Here’s an example….lets imagine you’re a kitchen fitter with a gallery on your website where you want to add some ‘before’ and ‘after’ photos of your recent work. You take some photos on your IPhone at your clients house and have their permission to include these photos of their new kitchen on your website to advertise your work. Your IPhone will take photos of a reasonably high quality say approx 4000 pixels wide as a standard size. Websites can use images at far lower resolutions than those required for print and so something of that size would be significantly more than you would need for the website. If you add your images at that size, say you add 10 new photos to the gallery, then the website needs to process those large images and show them at a reduced size especially when viewing via a mobile phone. This all takes time and will make the page take a while to load up for your users to view. Google will also notice this and as it rewards websites that load quickly, this will not help with your rankings.
What can you do?
So to ensure that your images load quickly on a web page, you need to reduce the size before you upload them into the gallery, page or post. You may be able to do that via your phone or you may have Photoshop or some other software on your computer or Mac that allows you to resize things. As a guide, anything that doesn’t need to stretch full width across a screen would probably do just fine at no more than 1000px in width. So an ‘about’ image on a page, or an image for a blog post such as the one at the top of this page. Larger full width images are usually pretty crisp at around 2000px so the 4000px of the original image is way more than is required.

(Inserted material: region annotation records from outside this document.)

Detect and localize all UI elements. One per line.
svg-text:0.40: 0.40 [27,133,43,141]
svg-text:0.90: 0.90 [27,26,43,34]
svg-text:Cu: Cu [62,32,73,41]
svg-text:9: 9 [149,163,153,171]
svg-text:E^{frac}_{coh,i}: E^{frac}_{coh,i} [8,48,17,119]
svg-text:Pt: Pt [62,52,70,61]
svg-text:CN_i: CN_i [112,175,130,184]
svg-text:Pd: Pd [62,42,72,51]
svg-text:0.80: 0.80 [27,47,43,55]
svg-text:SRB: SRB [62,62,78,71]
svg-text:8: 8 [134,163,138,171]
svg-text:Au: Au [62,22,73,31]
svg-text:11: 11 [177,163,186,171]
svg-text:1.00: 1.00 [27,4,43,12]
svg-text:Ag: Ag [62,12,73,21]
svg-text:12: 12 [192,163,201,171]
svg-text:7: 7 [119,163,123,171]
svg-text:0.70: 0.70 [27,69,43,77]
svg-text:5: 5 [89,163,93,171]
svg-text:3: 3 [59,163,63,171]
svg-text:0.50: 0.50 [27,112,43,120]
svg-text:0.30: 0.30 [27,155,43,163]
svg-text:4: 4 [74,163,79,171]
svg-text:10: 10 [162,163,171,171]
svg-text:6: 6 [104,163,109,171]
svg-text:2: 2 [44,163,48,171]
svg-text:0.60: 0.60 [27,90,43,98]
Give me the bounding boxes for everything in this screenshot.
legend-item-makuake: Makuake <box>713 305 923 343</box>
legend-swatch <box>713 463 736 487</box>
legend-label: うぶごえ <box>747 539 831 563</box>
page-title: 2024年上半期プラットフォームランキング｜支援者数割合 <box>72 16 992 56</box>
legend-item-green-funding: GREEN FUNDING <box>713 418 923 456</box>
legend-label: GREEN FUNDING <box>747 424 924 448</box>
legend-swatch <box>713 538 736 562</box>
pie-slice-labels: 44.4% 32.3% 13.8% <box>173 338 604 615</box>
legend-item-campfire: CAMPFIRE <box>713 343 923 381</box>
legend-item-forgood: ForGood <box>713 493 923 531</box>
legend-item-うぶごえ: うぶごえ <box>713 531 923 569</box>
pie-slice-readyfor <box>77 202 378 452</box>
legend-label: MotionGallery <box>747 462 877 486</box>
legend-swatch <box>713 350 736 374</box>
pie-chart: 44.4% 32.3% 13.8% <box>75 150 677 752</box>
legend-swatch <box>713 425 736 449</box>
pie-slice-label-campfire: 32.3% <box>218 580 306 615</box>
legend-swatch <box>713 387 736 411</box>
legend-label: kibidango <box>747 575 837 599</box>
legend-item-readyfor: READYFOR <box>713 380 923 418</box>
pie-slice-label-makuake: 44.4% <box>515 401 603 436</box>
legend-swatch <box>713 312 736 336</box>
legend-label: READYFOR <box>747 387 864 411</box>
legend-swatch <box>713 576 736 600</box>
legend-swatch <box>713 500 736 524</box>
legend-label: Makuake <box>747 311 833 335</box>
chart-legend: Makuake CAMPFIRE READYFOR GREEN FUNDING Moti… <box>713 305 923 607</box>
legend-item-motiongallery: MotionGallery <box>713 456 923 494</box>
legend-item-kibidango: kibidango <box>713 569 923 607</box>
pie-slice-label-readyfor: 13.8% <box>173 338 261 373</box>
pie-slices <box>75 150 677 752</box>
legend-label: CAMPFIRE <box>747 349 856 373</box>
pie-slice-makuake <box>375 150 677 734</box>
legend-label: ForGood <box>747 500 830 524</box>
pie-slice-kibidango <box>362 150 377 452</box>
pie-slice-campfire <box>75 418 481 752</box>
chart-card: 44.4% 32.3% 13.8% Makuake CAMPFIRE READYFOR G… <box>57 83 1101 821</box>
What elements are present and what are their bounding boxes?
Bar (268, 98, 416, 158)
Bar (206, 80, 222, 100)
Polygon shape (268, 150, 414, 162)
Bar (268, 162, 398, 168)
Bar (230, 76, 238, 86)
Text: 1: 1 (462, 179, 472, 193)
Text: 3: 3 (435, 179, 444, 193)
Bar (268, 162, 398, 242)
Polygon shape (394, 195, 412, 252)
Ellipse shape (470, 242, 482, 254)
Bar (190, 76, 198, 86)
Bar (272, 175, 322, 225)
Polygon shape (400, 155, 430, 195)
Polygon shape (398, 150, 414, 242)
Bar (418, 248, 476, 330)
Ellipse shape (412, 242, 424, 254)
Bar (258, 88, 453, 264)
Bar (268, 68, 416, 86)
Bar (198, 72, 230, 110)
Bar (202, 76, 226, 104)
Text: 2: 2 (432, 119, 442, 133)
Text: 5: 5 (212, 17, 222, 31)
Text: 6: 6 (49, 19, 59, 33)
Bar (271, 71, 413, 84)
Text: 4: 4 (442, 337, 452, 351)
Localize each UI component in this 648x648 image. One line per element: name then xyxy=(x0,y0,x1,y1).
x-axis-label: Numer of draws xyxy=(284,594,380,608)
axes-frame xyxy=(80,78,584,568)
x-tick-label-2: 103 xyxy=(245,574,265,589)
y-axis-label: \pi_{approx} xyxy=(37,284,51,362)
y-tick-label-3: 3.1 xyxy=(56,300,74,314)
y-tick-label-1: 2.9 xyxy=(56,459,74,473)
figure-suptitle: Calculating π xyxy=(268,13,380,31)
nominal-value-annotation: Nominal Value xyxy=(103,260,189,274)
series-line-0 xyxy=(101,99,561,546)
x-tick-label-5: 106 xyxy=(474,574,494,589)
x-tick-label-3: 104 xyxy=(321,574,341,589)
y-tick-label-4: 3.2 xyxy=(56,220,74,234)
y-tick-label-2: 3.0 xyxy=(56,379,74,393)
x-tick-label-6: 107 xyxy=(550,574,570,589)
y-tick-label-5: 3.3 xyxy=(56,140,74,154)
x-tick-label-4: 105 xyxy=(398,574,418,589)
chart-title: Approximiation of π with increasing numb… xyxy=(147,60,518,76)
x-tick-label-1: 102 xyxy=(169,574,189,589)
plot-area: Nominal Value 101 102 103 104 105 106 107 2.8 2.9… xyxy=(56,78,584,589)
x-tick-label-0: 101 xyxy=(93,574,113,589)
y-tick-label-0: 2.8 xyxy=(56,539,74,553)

If you don’t have any software to resize things, there is a great website which allows you to edit images easily called Pixlr https://pixlr.com/e/. Its free, you don’t need to download anything and its got some great features. Upload your photo, edit the size to smaller and then resave. I would always recommend keeping a larger version of your original image safe in case you need to print it as then a larger higher res version would be needed. But having a lower res version for website use is fine and keeps things speedy.
Then you can be sure that using correctly sized images will load up quickly for your users and keep Google and search engines happy too!